In an accompanying editorial, Ann Bolger, MD (University of California, San Francisco), says if “taken at face value, these results suggest that this failure to comply with the antibiotic prophylaxis guidelines may have contributed to potentially avoidable cases of endocarditis in the patients most at risk.
“If these two trends in antibiotic prophylaxis and IE were proven to be linked in a cause-and-effect manner,” she continues, “these results would strike both fear and hope into the hearts of dedicated IE worriers—fear that some patients at high risk have been inadequately protected from IE due to lack of compliance with antibiotic prophylaxis recommendations, and hope that there might ﬁnally be some indication that antibiotic prophylaxis is actually effective in avoiding some cases of endocarditis.”
However, Bolger points out—like Bonow—that the lack of information on causative organisms limits the establishment of a causal relationships.
So for now, “there is no respite from worrying about preventing IE,” she says.
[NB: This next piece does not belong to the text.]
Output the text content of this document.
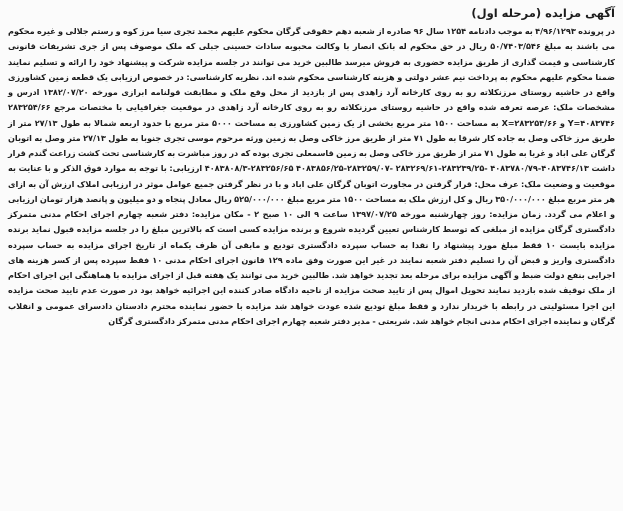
آگهی مزایده (مرحله اول)
در پرونده ۴/۹۶/۱۲۹۳ به موجب دادنامه ۱۲۵۴ سال ۹۶ صادره از شعبه دهم حقوقی گرگان محکوم علیهم محمد تجری سیا مرز کوه و رستم جلالی و غیره محکوم می باشند به مبلغ ۵۰/۷۴۰۳/۵۴۶ ریال در حق محکوم له بانک انصار با وکالت محبوبه سادات حسینی جبلی که ملک موصوف پس از جری تشریفات قانونی کارشناسی و قیمت گذاری از طریق مزایده حضوری به فروش میرسد طالبین خرید می توانند در جلسه مزایده شرکت و پیشنهاد خود را ارائه و تسلیم نمایند ضمنا محکوم علیهم محکوم به پرداخت نیم عشر دولتی و هزینه کارشناسی محکوم شده اند. نظریه کارشناسی: در خصوص ارزیابی یک قطعه زمین کشاورزی واقع در حاشیه روستای مرزنکلاته رو به روی کارخانه آرد زاهدی پس از بازدید از محل وقع ملک و مطابقت قولنامه ابرازی مورخه ۱۳۸۲/۰۷/۲۰ ادرس و مشخصات ملک: عرصه تعرفه شده واقع در حاشیه روستای مرزنکلاته رو به روی کارخانه آرد زاهدی در موقعیت جغرافیایی با مختصات مرجع ۲۸۳۲۵۴/۶۶ ۴۰۸۳۷۴۶=Y و X=۲۸۳۲۵۴/۶۶ به مساحت ۱۵۰۰ متر مربع بخشی از یک زمین کشاورزی به مساحت ۵۰۰۰ متر مربع با حدود اربعه شمالا به طول ۲۷/۱۳ متر از طریق مرز خاکی وصل به جاده کار شرقا به طول ۷۱ متر از طریق مرز خاکی وصل به زمین ورثه مرحوم موسی تجری جنوبا به طول ۲۷/۱۳ متر وصل به اتوبان گرگان علی اباد و غربا به طول ۷۱ متر از طریق مرز خاکی وصل به زمین قاسمعلی تجری بوده که در روز مباشرت به کارشناسی تحت کشت زراعت گندم قرار داشت ۴۰۸۳۷۴۶/۱۳-۴۰۸۳۷۸۰/۷۹ -۲۸۳۲۳۹/۲۵-۲۸۳۲۶۹/۶۱ -۲۸۳۲۵۹/۰۷-۴۰۸۳۸۵۶/۲۵ ۲۸۳۲۵۶/۶۵-۴۰۸۳۸۰۸/۳ ارزیابی: با توجه به موارد فوق الذکر و با عنایت به موقعیت و وضعیت ملک: عرف محل: قرار گرفتن در مجاورت اتوبان گرگان علی اباد و با در نظر گرفتن جمیع عوامل موثر در ارزیابی املاک ارزش آن به ازای هر متر مربع مبلغ ۳۵۰/۰۰۰/۰۰۰ ریال و کل ارزش ملک به مساحت ۱۵۰۰ متر مربع مبلغ ۵۲۵/۰۰۰/۰۰۰ ریال معادل پنجاه و دو میلیون و پانصد هزار تومان ارزیابی و اعلام می گردد. زمان مزایده: روز چهارشنبه مورخه ۱۳۹۷/۰۷/۲۵ ساعت ۹ الی ۱۰ صبح ۲ - مکان مزایده: دفتر شعبه چهارم اجرای احکام مدنی متمرکز دادگستری گرگان مزایده از مبلغی که توسط کارشناس تعیین گردیده شروع و برنده مزایده کسی است که بالاترین مبلغ را در جلسه مزایده قبول نماید برنده مزایده بایست ۱۰ فقط مبلغ مورد پیشنهاد را نقدا به حساب سپرده دادگستری تودیع و مابقی آن ظرف یکماه از تاریخ اجرای مزایده به حساب سپرده دادگستری واریز و قبض آن را تسلیم دفتر شعبه نمایند در غیر این صورت وفق ماده ۱۲۹ قانون اجرای احکام مدنی ۱۰ فقط سپرده پس از کسر هزینه های اجرایی بنفع دولت ضبط و آگهی مزایده برای مرحله بعد تجدید خواهد شد. طالبین خرید می توانند یک هفته قبل از اجرای مزایده با هماهنگی این اجرای احکام از ملک توقیف شده بازدید نمایند تحویل اموال پس از تایید صحت مزایده از ناحیه دادگاه صادر کننده این اجرائیه خواهد بود در صورت عدم تایید صحت مزایده این اجرا مسئولیتی در رابطه با خریدار ندارد و فقط مبلغ تودیع شده عودت خواهد شد مزایده با حضور نماینده محترم دادستان دادسرای عمومی و انقلاب گرگان و نماینده اجرای احکام مدنی انجام خواهد شد. شریعتی - مدیر دفتر شعبه چهارم اجرای احکام مدنی متمرکز دادگستری گرگان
“For our patients’ sakes, thoughtful risk assessment, clear communication of that risk, and commonsense guidance on oral health and avoiding preventable bacteremia should be the core of our prevention strategy,” she says. “Even when antibiotic prophylaxis is recommended, counseling about oral hygiene, responding to unexplained fever by presenting for evaluation, consideration of blood cultures before initiating antibiotic use, and vigilance regarding skin breakdown or vascular entry are critically important.”
Todd Neale is the Associate News Editor for TCTMD and a Senior Medical Journalist. He got his start in journalism at …
Thornhill MH, Gibson TB, Cutler E, et al. Antibiotic prophylaxis and incidence of endocarditis before and after the 2007 AHA recommendations. J Am Coll Cardiol. 2018;72:2543-2554.
Bolger AF. Preventing endocarditis: no rest for the worrier. J Am Coll Cardiol. 2018;72:2555-2556.
- The study was funded by a research grant from Delta Dental of Michigan and its Research and Data Institute.
- Thornhill reports receiving support from the Delta Dental Research and Data Institute.
- Bolger reports no relevant conflicts of interest.